So I’m from Pennsylvania which means, besides a ton of German people, we have a lot of people of Eastern European descent and I am no exception. My grandmother was Hungarian and made a lot of tasty things like goulash and halupkis. Nowadays, with my grandmother gone, and since I haven’t mastered these things I flock to churches in my area to get these awesome dishes.
One recipe, however, I have mastered – cabbage and noodles. Halushki for us Hungarians. Now I used to roll my eyes a lot when my grandmother used to say “oh enough of that until it looks good,” but that’s sort of how this recipe is. I will include measurements, but you can add more or less depending on what you’ve got and how many people you are cooking for. It’s pretty hard to screw this up – trust me.
- 1 medium or large head of green cabbage, coarsely chopped into reasonably bite-sized pieces (avoid the hard white center which is too tough)
- 2 tablespoons olive oil
- 2 tablespoons butter (you can have less and add more olive oil to make it a little healthier, but don’t skip the butter altogether)
- 1 medium onion, finely chopped (onion powder will work too, though not as tasty)
- 1-2 garlic cloves minced (again you can substitute garlic powder)

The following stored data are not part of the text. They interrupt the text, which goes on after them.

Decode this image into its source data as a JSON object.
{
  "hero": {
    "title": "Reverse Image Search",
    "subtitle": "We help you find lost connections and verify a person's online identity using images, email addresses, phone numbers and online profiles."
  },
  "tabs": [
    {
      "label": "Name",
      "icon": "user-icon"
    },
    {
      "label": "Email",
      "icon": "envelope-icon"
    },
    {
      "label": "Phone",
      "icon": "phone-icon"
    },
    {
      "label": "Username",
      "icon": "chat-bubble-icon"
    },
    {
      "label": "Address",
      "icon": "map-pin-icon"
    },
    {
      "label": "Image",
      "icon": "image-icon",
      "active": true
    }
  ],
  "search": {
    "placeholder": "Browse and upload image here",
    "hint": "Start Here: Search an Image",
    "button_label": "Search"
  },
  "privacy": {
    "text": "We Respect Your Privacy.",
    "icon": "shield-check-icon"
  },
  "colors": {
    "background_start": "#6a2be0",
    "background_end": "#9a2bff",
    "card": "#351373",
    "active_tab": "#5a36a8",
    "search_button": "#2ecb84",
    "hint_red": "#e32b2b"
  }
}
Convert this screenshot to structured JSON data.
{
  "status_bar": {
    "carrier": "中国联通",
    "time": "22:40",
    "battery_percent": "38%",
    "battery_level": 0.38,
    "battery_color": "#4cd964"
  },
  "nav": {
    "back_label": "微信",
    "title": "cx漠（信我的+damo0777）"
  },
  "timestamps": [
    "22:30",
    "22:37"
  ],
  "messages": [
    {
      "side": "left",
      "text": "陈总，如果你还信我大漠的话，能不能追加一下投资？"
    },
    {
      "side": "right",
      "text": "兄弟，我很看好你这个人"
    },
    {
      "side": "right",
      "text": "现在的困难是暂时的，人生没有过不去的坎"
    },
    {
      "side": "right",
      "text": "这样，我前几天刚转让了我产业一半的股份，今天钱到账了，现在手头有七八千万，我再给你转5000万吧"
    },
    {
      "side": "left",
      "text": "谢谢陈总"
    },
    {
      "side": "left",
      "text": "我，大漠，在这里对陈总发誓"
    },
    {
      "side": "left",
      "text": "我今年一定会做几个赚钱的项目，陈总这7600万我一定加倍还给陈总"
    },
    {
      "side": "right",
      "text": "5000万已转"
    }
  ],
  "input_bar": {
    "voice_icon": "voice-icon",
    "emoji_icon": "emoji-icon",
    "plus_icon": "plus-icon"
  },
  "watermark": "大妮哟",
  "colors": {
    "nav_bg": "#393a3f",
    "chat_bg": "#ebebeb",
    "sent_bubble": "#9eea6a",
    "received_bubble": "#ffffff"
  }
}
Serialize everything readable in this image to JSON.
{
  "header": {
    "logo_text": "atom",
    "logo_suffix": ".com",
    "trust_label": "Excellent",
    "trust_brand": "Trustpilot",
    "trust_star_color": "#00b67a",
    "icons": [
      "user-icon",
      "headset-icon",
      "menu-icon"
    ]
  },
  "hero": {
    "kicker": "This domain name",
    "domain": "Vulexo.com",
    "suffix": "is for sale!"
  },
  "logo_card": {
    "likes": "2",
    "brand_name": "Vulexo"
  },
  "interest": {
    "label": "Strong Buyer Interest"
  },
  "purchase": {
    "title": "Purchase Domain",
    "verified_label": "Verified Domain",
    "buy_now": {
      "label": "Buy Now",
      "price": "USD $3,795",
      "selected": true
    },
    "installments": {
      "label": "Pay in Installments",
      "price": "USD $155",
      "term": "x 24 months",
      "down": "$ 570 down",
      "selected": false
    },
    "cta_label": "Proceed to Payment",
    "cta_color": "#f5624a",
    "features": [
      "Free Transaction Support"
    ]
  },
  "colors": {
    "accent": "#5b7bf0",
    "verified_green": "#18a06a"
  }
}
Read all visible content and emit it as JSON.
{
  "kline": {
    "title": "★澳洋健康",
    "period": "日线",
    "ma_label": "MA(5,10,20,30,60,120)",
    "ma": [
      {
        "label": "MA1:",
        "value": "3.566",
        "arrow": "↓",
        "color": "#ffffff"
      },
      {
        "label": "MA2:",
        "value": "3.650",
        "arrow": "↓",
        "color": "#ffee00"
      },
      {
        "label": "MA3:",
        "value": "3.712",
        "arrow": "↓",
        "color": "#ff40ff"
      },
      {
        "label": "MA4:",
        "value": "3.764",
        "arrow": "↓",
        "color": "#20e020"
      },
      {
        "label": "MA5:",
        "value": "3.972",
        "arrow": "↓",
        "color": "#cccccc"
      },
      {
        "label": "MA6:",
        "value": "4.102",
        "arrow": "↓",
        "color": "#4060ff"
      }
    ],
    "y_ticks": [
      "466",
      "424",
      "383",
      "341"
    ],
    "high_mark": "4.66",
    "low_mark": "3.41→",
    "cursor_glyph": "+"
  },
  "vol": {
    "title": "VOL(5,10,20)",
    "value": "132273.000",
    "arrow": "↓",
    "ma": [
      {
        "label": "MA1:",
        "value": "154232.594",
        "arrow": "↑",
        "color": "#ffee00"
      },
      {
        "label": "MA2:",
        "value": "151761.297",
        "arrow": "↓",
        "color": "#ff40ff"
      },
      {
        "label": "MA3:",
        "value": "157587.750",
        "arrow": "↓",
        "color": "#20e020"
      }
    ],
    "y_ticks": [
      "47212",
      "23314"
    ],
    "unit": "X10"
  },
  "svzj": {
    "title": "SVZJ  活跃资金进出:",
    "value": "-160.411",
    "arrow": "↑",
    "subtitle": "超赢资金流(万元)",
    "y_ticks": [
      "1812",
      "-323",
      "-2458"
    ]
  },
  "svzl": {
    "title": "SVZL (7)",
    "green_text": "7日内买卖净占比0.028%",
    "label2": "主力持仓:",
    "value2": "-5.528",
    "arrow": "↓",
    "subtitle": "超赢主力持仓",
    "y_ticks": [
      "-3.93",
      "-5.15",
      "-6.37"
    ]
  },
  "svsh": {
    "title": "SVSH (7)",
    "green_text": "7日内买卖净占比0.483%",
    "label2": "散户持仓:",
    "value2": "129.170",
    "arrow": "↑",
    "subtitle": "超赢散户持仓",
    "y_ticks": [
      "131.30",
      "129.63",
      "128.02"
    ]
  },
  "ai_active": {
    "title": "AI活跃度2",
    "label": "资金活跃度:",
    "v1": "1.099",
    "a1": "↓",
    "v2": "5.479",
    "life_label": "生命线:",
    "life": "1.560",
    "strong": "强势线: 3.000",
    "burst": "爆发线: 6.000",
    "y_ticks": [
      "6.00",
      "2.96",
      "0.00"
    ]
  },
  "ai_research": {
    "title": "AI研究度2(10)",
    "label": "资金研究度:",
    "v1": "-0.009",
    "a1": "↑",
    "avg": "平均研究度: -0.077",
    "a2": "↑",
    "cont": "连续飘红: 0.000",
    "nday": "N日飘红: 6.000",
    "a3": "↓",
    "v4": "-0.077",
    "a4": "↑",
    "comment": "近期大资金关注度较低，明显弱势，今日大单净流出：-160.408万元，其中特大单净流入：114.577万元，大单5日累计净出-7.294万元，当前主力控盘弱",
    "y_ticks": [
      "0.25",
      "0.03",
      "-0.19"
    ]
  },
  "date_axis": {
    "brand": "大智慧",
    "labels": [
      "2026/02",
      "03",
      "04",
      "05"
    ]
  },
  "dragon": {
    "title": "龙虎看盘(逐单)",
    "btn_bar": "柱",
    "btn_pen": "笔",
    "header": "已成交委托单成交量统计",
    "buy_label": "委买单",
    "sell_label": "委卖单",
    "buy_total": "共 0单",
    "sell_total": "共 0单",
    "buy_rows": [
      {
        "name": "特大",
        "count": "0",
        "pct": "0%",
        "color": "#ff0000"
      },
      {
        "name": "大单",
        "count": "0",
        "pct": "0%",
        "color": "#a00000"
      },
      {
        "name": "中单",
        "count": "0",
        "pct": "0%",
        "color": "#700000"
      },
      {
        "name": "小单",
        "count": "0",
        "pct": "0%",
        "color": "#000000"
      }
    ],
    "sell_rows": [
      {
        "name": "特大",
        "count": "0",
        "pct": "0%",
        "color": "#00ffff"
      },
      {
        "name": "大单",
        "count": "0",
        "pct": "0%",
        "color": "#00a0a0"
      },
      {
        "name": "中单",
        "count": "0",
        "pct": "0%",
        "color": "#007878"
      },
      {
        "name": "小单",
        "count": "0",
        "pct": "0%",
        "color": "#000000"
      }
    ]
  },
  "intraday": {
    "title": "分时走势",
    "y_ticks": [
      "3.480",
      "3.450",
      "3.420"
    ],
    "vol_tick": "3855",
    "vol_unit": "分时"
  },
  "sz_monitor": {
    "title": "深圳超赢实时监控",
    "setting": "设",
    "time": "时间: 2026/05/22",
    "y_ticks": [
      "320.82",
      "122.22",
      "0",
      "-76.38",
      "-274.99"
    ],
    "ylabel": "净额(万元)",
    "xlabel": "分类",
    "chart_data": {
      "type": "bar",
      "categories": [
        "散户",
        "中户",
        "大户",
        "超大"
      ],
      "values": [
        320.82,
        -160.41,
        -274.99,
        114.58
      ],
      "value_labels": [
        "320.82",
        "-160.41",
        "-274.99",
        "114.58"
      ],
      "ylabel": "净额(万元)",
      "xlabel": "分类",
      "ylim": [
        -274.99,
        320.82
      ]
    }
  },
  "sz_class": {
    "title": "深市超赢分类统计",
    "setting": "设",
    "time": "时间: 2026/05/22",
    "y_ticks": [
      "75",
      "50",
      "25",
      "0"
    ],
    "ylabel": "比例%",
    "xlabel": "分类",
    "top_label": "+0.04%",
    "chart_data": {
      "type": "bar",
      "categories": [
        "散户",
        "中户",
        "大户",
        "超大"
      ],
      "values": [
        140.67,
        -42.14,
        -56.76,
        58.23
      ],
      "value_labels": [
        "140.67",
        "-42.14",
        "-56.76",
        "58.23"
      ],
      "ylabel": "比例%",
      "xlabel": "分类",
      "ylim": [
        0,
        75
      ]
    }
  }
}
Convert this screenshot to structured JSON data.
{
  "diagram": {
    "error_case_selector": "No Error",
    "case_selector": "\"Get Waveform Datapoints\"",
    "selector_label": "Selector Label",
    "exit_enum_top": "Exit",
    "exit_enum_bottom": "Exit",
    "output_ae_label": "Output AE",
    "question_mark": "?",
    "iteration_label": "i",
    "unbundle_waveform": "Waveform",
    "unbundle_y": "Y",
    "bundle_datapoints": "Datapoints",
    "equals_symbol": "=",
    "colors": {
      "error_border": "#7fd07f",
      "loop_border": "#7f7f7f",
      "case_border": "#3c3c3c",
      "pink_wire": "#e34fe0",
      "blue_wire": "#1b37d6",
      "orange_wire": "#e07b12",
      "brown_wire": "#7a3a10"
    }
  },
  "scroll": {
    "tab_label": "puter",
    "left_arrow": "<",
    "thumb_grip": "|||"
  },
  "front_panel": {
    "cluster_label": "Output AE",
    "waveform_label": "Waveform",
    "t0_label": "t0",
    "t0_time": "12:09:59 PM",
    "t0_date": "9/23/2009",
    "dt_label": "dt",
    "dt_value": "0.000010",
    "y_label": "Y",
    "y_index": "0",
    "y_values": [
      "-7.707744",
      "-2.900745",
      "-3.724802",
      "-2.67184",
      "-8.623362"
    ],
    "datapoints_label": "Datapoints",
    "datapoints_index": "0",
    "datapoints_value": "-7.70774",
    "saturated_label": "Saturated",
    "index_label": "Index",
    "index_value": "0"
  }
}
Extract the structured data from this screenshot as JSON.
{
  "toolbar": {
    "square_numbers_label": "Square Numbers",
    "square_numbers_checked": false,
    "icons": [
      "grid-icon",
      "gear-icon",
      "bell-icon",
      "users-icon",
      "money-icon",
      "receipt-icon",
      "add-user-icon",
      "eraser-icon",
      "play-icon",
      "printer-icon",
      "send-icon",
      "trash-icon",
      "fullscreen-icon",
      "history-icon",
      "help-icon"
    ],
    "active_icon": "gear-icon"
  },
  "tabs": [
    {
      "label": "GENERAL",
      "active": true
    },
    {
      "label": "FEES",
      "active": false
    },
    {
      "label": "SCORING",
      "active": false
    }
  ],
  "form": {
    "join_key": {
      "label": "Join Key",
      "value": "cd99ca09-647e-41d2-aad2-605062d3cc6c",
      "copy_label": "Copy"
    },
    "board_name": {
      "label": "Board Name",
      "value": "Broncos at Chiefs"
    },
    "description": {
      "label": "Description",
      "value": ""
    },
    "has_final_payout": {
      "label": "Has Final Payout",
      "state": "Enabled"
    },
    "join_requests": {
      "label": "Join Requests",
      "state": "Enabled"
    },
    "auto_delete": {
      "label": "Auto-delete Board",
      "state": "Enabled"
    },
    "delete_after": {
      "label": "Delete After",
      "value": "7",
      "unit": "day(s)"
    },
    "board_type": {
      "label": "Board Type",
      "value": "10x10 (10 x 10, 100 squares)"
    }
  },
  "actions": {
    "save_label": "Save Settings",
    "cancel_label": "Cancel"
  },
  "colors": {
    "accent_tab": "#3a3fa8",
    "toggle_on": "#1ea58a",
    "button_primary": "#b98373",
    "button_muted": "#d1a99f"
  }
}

- Salt and pepper to taste
- 1 bag of wide egg noodles (or less if you have a smaller head of cabbage)
Put the chopped cabbage, onion, garlic, olive oil and butter into a large skillet with a tight-fitting lid. Stir so that the cabbage is coated in the oil/butter mixture. Add salt and pepper to taste. Cook it covered on medium heat until the cabbage becomes soft and translucent – about 15 minutes. Be careful to stir occasionally so that the cabbage does not burn, add some water if necessary.
Cook your egg noodles in a separate pot of boiling water. Keep a watchful eye – they cook quicker than other types of noodles! When tender, yet firm add the noodles to cabbage and mix it. That’s it. You’re done. This serves four.
We eat this meal probably twice a month because it is easy, hearty and inexpensive. It’s also one of those meals where the leftovers are better than the original meal. True Hungarians may want to add a half teaspoon of paprika to the cabbage when cooking, but it’s not necessary. Enjoy.